First read about Content Modes here

In your example you change the frame of the red view. That will invoke layoutSubviews on the view which will reposition the green view according to the layout constraints or autoresizing masks. You haven't specified any. So the frame of the green view will stay the same.

The content mode specifies how the view's layer should update when resizing. Depending on the content mode drawRect will be called or not.
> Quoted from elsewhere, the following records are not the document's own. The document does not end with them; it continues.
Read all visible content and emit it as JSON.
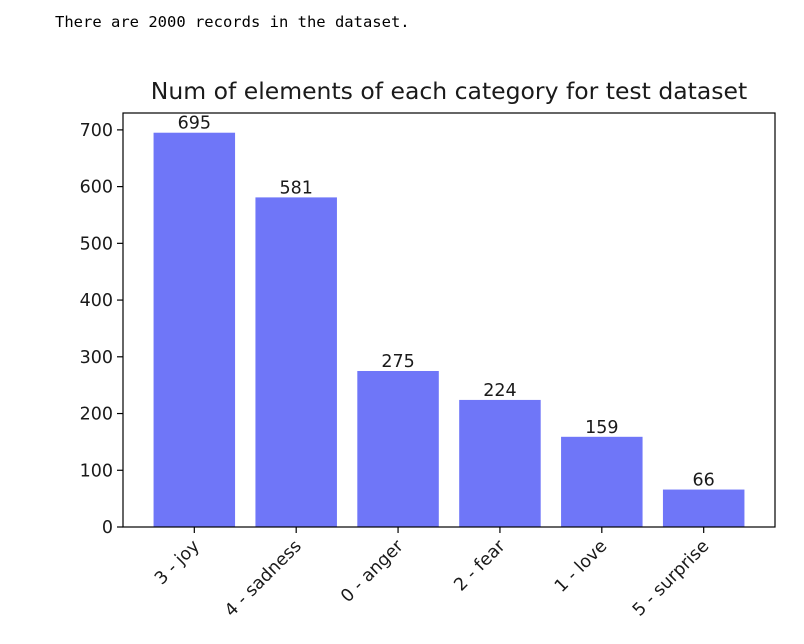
{
  "output": {
    "text": "There are 2000 records in the dataset."
  },
  "chart_data": {
    "type": "bar",
    "title": "Num of elements of each category for test dataset",
    "xlabel": "",
    "ylabel": "",
    "categories": [
      "3 - joy",
      "4 - sadness",
      "0 - anger",
      "2 - fear",
      "1 - love",
      "5 - surprise"
    ],
    "values": [
      695,
      581,
      275,
      224,
      159,
      66
    ],
    "data_labels": [
      "695",
      "581",
      "275",
      "224",
      "159",
      "66"
    ],
    "yticks": [
      0,
      100,
      200,
      300,
      400,
      500,
      600,
      700
    ],
    "ytick_labels": [
      "0",
      "100",
      "200",
      "300",
      "400",
      "500",
      "600",
      "700"
    ],
    "ylim": [
      0,
      729.75
    ],
    "grid": false,
    "bar_color": "#6f76f8"
  }
}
You can test the effect of the different content modes with the following example:

Add a UIView subclass, that draws a circle using this drawRect implementation:

- (void)drawRect:(CGRect)rect
{
    // Drawing code
    NSLog(@"drawRect %@", NSStringFromCGRect(rect));

    CGContextRef ctx = UIGraphicsGetCurrentContext();
    CGContextAddEllipseInRect(ctx, self.bounds);
    [[UIColor redColor] setFill];
    CGContextFillPath(ctx);
}

In the view controller create and add the circle view:

CircleView* circleView = [[CircleView alloc] initWithFrame:CGRectMake(10, 10, 20, 20)];
circleView.contentMode = UIViewContentModeCenter; // <- try different modes here
[self.view addSubview:circleView];

Now lets animate the frame and see what happens:

dispatch_async(dispatch_get_main_queue(), ^{
    [UIView animateWithDuration:5 animations:^{
        circleView.frame = CGRectMake(10, 10, 100, 200);
    }];
});

I'm doing that asynchronously to force CoreGraphics to draw the view at least one time with the original frame. When you don't set the content mode you end up with a blurry circle, because it just scales up without redrawing. UIViewContentModeCenter makes the small circle stay at the center - also no redraw needed. UIViewContentModeRedraw makes the view draw the view again with the new frame. Actually that happens before the animation starts.

Note that the content mode can affect the drawing performance.